Some pet insurance companies may deny a claim submitted for fight wounds for various reasons that can be found in their policies. Some companies won’t pay for multiple dog fight claims when the dogs involved are housemates. The reasoning is if this has happened before, then you know that you have two dogs that just don’t get along sometimes and you should take the necessary steps to prevent recurrent episodes. Since aggression can potentially be linked to hormonal influences, some companies won’t pay for wounds associated with a fight with any other pet (not just housemates) if your pet (dog or cat) has not been neutered or spayed. Be sure to check your policy to see how these type injuries are covered. If you still have questions, contact your company and ask a representative for an explanation.

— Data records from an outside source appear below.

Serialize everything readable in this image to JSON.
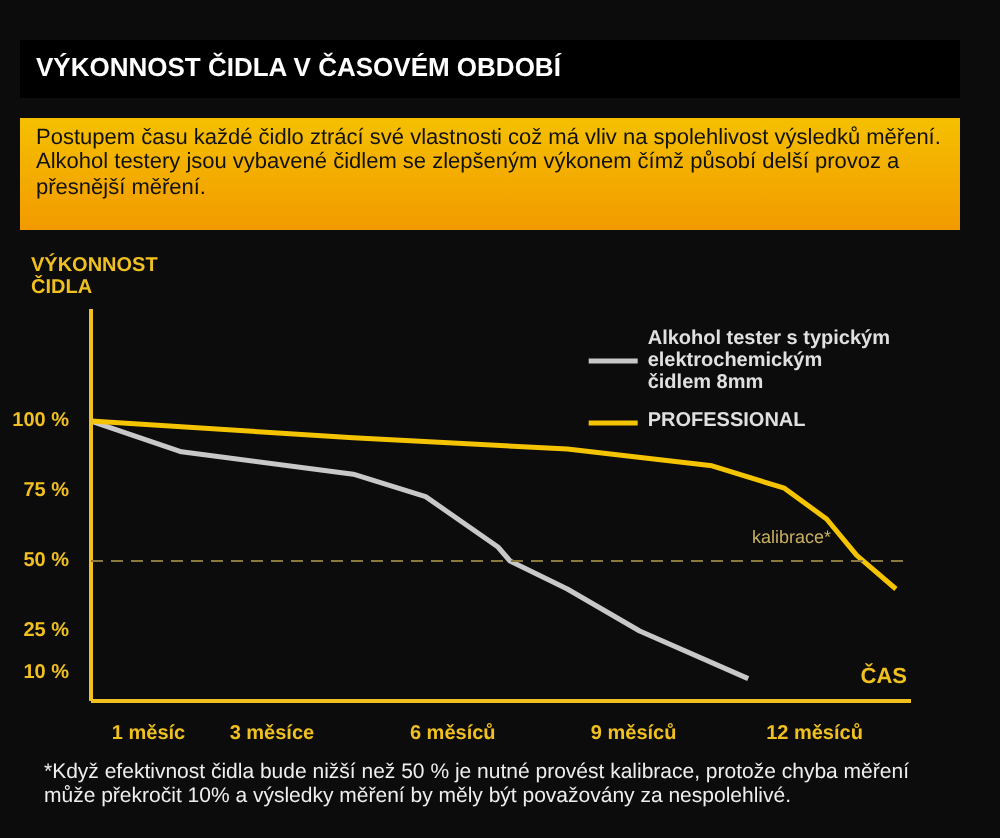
{
  "chart_data": {
    "type": "line",
    "title": "VÝKONNOST ČIDLA V ČASOVÉM OBDOBÍ",
    "subtitle": "Postupem času každé  čidlo ztrácí své vlastnosti což má vliv na spolehlivost výsledků měření. Alkohol testery jsou vybavené čidlem se zlepšeným výkonem čímž působí delší provoz a přesnější měření.",
    "ylabel": "VÝKONNOST\nČIDLA",
    "xlabel": "ČAS",
    "annotations": [
      "*Když efektivnost čidla bude nižší než 50 %  je nutné provést kalibrace, protože chyba měření může překročit 10% a výsledky měření by měly být považovány za nespolehlivé."
    ],
    "xlim": [
      0,
      13.6
    ],
    "xticks": [
      {
        "value": 1,
        "label": "1  měsíc"
      },
      {
        "value": 3,
        "label": "3 měsíce"
      },
      {
        "value": 6,
        "label": "6 měsíců"
      },
      {
        "value": 9,
        "label": "9 měsíců"
      },
      {
        "value": 12,
        "label": "12 měsíců"
      }
    ],
    "ylim": [
      0,
      140
    ],
    "yticks": [
      {
        "value": 10,
        "label": "10 %"
      },
      {
        "value": 25,
        "label": "25 %"
      },
      {
        "value": 50,
        "label": "50 %"
      },
      {
        "value": 75,
        "label": "75 %"
      },
      {
        "value": 100,
        "label": "100 %"
      }
    ],
    "series": [
      {
        "name": "Alkohol tester s typickým\nelektrochemickým\nčidlem 8mm",
        "color": "#c8c8c8",
        "x": [
          0,
          1.5,
          4.35,
          5.55,
          6.75,
          6.95,
          7.9,
          9.1,
          10.9
        ],
        "values": [
          100,
          89,
          81,
          73,
          55,
          50,
          40,
          25,
          8
        ]
      },
      {
        "name": "PROFESSIONAL",
        "color": "#f5c400",
        "x": [
          0,
          4.35,
          7.9,
          10.3,
          11.5,
          12.2,
          12.7,
          13.35
        ],
        "values": [
          100,
          94,
          90,
          84,
          76,
          65,
          52,
          40
        ]
      }
    ],
    "ref_lines": [
      {
        "axis": "y",
        "value": 50,
        "label": "kalibrace*",
        "color": "#8a7a40",
        "line_style": "dashed"
      }
    ],
    "grid": false,
    "legend": "top right"
  }
}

Completely preventing recurrence of fighting episodes between housemates can sometimes be difficult. There can be medical causes for aggression exhibited by a pet and your veterinarian should be able to rule these out by doing some tests. There are also a number of potential behavior diagnoses that need to be considered. Successful treatment of aggression and fighting among pets depends on an accurate diagnosis and assessment of the underlying cause and may require the assistance of a veterinarian specializing in behavior disorders.

Most cat fights that result in injury occur when cats are outdoors among other cats. Most of these are puncture type wounds that can easily cause an abscess that may require drainage and antibiotics. Therefore, keeping your cat indoors will go a long way toward preventing these types of injuries. Some feline diseases can be transmitted by biting e.g. a feline immunodeficiency virus (feline AIDS) and feline leukemia. It is always wise to have your cat tested for these viruses 2 – 3 months after being in a fight. Consult with your veterinarian.

What has been your experiences when dealing with bite wounds in your pets?